1898 yılında Osmanlı tarafından kurulan ve Türk Silahlı Kuvvetlerine bağlı olan Gülhane Askerî Araştırma Hastanesini ve diğer askerî hastaneleri de ani bir kararla 2016 yılında Sağlık Bakanlığına devrettiniz. Orduda meydana gelen yaralanmalarda, sınır ötesi operasyonlarda yaralanan ve sadece askerimize hitap eden, tedavi olabilecekleri bir hastanemiz olmadığı gibi, yetişen tıp doktorlarımız da mevcut değildir.
Tekirdağ'a gelecek olursak, açılan şehir hastanemize Trakya bölgesinde tek olması dolayısıyla en fazla hasta müracaatı mevcut fakat bu hastaları muayene edebilecek başta göz, nöroloji, kardiyoloji, genel cerrahi, beyin cerrahisi olmak üzere birçok bölümden randevu almak neredeyse imkânsız, hatta ve hatta bu alanda doktor sayımız yetersiz.
Şehrimizde Namık Kemal Üniversitesi Tıp Fakültesi bina olarak yetersiz kalmakta, yeni bir ek binaya ve onkoloji hastanesine ihtiyaç duyulmaktadır. Üniversitede hemşire ve personel sayısı artırılmalı, patoloji, radyoloji, onkoloji, plastik cerrahi, göz, psikiyatri ve çocuk cerrahisinde bulunan eksiklikler giderilmelidir. Doktorsuzluk yüzünden üniversitemizde bölümler kapatılmaktadır.
Sağlık Bakanlığı Hekim Randevu Sistemi ve ALO 182'den randevu almak neredeyse imkânsızdır, hatta neredeyse altı ay sonraya randevu verilebilmektedir. Biz vekiller hastalar için randevu almaya çalışmaktayız. İktidar vekilleri olarak randevu sisteminin çalışmadığını sizler de biliyorsunuz, sizlere de bu isteklerin geldiğine eminim.
Malzeme olmaması sebebiyle ameliyatlar iptal edilmekte ya da malzemelerin hasta tarafından temin edilmesi istenmektedir.

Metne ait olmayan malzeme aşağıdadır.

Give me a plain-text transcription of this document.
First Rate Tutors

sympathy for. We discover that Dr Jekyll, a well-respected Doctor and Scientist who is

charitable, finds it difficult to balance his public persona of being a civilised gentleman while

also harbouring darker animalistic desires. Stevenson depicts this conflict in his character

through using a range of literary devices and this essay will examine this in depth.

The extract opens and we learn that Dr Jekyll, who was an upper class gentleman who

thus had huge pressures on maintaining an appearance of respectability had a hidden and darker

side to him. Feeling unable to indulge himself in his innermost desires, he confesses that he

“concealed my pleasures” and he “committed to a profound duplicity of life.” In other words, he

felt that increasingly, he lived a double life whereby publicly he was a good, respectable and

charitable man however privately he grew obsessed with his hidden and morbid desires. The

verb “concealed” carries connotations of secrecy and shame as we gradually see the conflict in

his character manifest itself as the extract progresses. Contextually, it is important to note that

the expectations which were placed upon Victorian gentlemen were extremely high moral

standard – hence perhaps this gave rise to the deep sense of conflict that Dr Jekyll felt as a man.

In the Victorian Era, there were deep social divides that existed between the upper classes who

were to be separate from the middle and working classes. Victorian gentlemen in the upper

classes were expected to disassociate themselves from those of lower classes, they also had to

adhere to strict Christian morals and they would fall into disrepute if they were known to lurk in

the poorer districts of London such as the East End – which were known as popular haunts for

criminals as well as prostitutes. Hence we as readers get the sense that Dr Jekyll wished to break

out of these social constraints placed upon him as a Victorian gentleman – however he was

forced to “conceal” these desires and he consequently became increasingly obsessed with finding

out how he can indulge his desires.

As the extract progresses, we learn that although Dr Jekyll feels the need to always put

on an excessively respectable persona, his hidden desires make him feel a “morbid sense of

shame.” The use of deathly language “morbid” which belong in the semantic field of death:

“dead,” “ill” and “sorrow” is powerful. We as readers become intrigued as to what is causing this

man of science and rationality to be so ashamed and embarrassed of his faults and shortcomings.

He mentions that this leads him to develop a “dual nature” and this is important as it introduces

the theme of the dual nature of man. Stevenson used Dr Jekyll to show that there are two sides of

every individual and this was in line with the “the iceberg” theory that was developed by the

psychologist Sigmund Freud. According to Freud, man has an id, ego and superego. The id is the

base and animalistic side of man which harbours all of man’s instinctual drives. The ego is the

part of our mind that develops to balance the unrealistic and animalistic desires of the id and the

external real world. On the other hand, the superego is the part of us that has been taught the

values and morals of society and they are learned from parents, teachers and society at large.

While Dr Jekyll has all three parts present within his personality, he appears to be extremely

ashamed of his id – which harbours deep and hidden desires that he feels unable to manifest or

Mecburi hizmetle atanan uzman doktorlar bile hastanelerdeki bu açığı kapatamamaktadır.
Eskiden Tekirdağ Süleymanpaşa'daki diş hastanemizde hastalara implant takılırken şimdi bu malzemenin çok pahalı olması dolayısıyla bu hizmet yerine getirilmemekte ve kaldırılmıştır.
69 bin nüfusu olan Ergene ilçemizde yeri belirlenmiş olmasına rağmen on yıldır hastanemiz yapılmamakta. Sürekli hastane yapmakla övünen iktidar Ergene'ye neden hastane yapmıyor? Ergenelileri ölümle tehdit edip sıtmaya mı razı etmeye çalışıyorsunuz?
Dile getirdiğim gibi Tekirdağ'da bir onkoloji hastanesi kurulması hususunda Bakanlığınızca başlatılan bir çalışma var mıdır?
Kanser vakalarının çok arttığı Tekirdağ'da özellikle Ergene Nehrinin geçtiği güzergâhta içme sularının ve toprak kirliliğinin denetimleri hangi sıklıkla yapılmaktadır? Denetimler yapılıyorsa sonuçları kamuoyuna neden açıklanmamaktadır?
Değerli arkadaşlar, ekonomik zorluklar toplumun tüm kesimlerini zorlamaktadır. Hayat pahalılığıyla mücadele eden emekliler sağlık harcamalarıyla da ezilmektedir. Özellikle emeklilerimizin ve engelli vatandaşlarımızın her türlü sağlık hizmetlerine ücretsiz ulaşabilmesi amacıyla aylıklarından yapılan ilaç, protez, reçete, muayene gibi katkı paylarının acilen kaldırılması gerekmektedir.
Sağlıkta şiddetin dozu her gün artmakta ve fiziksel şiddet artık dayanılmaz noktadadır. Türk Tabipleri Birliği verilerine göre 2023 yılında iyi hâl başvurusu yapan 3.025 hekim vardı, bu sayı on yıl önce 90'dı.
Sağlık çalışanlarımıza uygulanan şiddet, liyakatsiz atamalar, yöneticiler tarafından uygulanan mobbing, hekim başına düşen hasta yoğunluğu, mesleki itibar kaybı, alınan ücretin yetersizliği, özgürlük ve yaşam alanlarının daralması ve yaşam tarzına müdahaleler gibi sebepler doktorlarımızı yurt dışında çalışmaya iten ve düzeltilmesi gereken nedenlerden bazılarıdır dedi.